Beyond detection, many platforms have been exploring using watermarking or other indicators to assign a signature of authenticity to content before it is published. Both Google and Meta have been introducing invisible watermarking for content generated by their own AI tools.

But sceptics note that this is a work in progress, and only an effective solution if widely and consistently adapted. Meta’s global affairs head Nick Clegg has spoken publicly about the need for common industry standards, while TikTok said it was assessing options for a content provenance coalition.

Experts say disinformation campaigns have shifted their attention to companies that take a lighter approach towards moderation. In particular, X and Telegram is where “a lot of this stuff originates now because [perpetrators] know that the legacy platforms are putting resources into this”, notes Harbath.

X said it was “well-equipped to handle” synthetic and manipulated media, and pointed to its volunteer fact-checking programme, Community Notes. Telegram said it was partnering with fact-checking agencies to add labels to potentially misleading content and accurate information via their channels, adding that it believed that the most effective way to combat misinformation was by “spreading verified information”.

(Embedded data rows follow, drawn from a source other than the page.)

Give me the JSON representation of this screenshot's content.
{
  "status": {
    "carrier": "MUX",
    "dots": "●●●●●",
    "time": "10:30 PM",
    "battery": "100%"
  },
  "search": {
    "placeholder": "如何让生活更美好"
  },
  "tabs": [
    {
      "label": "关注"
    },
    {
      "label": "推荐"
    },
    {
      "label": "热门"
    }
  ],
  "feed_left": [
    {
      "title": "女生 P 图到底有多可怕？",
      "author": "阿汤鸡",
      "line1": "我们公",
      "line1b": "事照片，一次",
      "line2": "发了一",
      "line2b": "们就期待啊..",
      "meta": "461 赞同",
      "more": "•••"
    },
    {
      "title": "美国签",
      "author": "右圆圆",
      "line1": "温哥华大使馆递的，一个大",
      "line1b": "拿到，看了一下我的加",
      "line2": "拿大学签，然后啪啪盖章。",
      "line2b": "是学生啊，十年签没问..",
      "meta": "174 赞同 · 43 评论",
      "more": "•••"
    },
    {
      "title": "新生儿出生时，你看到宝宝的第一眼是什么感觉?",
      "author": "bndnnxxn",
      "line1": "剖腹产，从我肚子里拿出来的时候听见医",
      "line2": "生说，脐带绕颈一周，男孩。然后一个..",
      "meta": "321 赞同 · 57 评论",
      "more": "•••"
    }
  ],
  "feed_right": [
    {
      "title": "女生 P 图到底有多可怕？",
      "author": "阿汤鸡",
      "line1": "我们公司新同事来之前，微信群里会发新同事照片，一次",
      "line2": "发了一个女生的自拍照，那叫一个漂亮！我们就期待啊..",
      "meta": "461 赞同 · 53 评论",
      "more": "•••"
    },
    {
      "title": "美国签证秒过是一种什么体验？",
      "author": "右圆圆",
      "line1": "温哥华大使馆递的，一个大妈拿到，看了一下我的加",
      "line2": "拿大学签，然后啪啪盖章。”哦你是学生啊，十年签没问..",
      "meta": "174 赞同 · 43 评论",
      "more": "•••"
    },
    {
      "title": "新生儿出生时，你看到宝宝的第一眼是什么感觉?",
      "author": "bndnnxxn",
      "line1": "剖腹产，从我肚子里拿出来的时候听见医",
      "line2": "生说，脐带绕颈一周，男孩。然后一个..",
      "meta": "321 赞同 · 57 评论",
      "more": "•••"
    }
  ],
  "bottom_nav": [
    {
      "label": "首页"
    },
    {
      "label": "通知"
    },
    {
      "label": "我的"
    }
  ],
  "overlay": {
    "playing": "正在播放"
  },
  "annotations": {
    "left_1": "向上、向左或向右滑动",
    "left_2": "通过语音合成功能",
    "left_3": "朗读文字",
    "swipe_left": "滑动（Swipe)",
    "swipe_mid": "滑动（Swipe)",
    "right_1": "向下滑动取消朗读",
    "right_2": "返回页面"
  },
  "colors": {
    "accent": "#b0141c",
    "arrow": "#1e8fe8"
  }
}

Even within larger platforms, resources for tackling disinformation and election integrity can be stretched thin or are less of a priority in certain geographies. This was one of the central criticisms levelled at Meta by whistleblower Frances Haugen in October 2021. Haugen leaked internal documents to the media showing that non-English language speaking countries had low numbers of moderators, for example.

“Your regulation is only as good as your ability to enforce it”, warns Ajder. “When there’s no meaningful way that platforms can really reliably detect AI-generated content at scale, and also when there’s lots of benign AI-generated content out there, it’s questionable as to whether these policies . . . are actually going to make a huge difference”.

Some of the platforms remain defiant. “The defender community across our society needs to prepare for a larger volume of synthetic content” in 2024, Meta wrote in a November report. But it added that it did not think it would “upend our industry’s efforts to counter covert influence operations”.

For some, there is a different glimmer of hope: that the authenticity crisis will eventually come full circle, with voters returning back to legacy institutions over social media platforms for their information. “If I’m an optimist here, in five years my hope would be that this actually draws people back to trusting, credible, authoritative media”, says Schafer.

But for others, the future appears bleak if we cannot believe what our eyes and ears are telling us. Nothing will be taken at face value; everything interrogated; democracy more fragile.

“The technology is here to stay and will get very, very good”, says Nicolas Müller, machine-learning research scientist at Fraunhofer AISEC. “You will probably not be able to just trust media like audio or video. This will need a paradigm shift in our head. Maybe, like Covid, we just have to live with it”.